Patients with severe hyperkalaemia may complain of non specific symptoms:
- muscular function
- paresthesiae
- muscle weakness
- fatigue
- cardiac function
- arrhythmias
- chest pain mimicking myocardial infarction, along with sweating, nausea, vomiting, extreme lethargy, weakness and giddiness (1,2)

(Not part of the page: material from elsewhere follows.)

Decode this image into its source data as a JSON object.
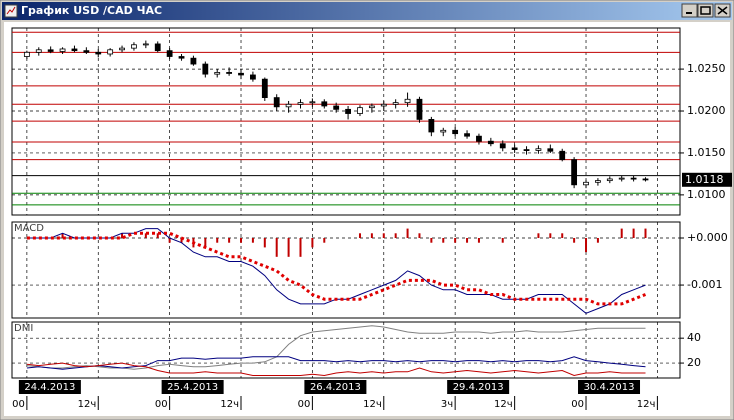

The following investigations can be used for evaluation of suspected hyperkalaemia:
- repeat serum measurement of potassium to identify pseudohyperkalaemia
- other laboratory studies include:
- blood biochemistry for kidney function - serum creatinine, urea, BUN etc
- urine electrolytes and creatinine
- arterial blood gas analysis
- further investigations may be necessary to examine co-existing illnesses:
- measurement of serum glucose - to evaluate for hyperglycemia
- measurement of serum renin, aldosterone, and cortisol - to further investigate kidney and adrenal function
- consider urgent ECG in patients with
- a serum potassium >6.5 mmol/L (severe hyperkalaemia can still be present in patients without obvious ECG changes)
- symptoms of hyperkalaemia
- suspicion of rapid-onset hyperkalaemia
- underlying kidney disease, heart disease, or cirrhosis who have a new case of hyperkalaemia (1,2)
Note that emergency treatment is necessary if the serum potassium rises ≥6.5 mmol/L or if there are ECG changes associated with hyperkalaemia (3).
Reference:
(1) Kim MJ, Valerio C, Knobloch GK. Potassium Disorders: Hypokalemia and Hyperkalemia. Am Fam Physician. 2023 Jan;107(1):59-70.
(2) UK Kidney Association. Clinical Practice Guidelines - Management of Hyperkalaemia in Adults. October 2023.
(3) Lott C et. al. European Resuscitation Council Guidelines 2021: Cardiac arrest in special circumstances. Resuscitation. 2021 Apr;161:152-219. doi: 10.1016/j.resuscitation.2021.02.011.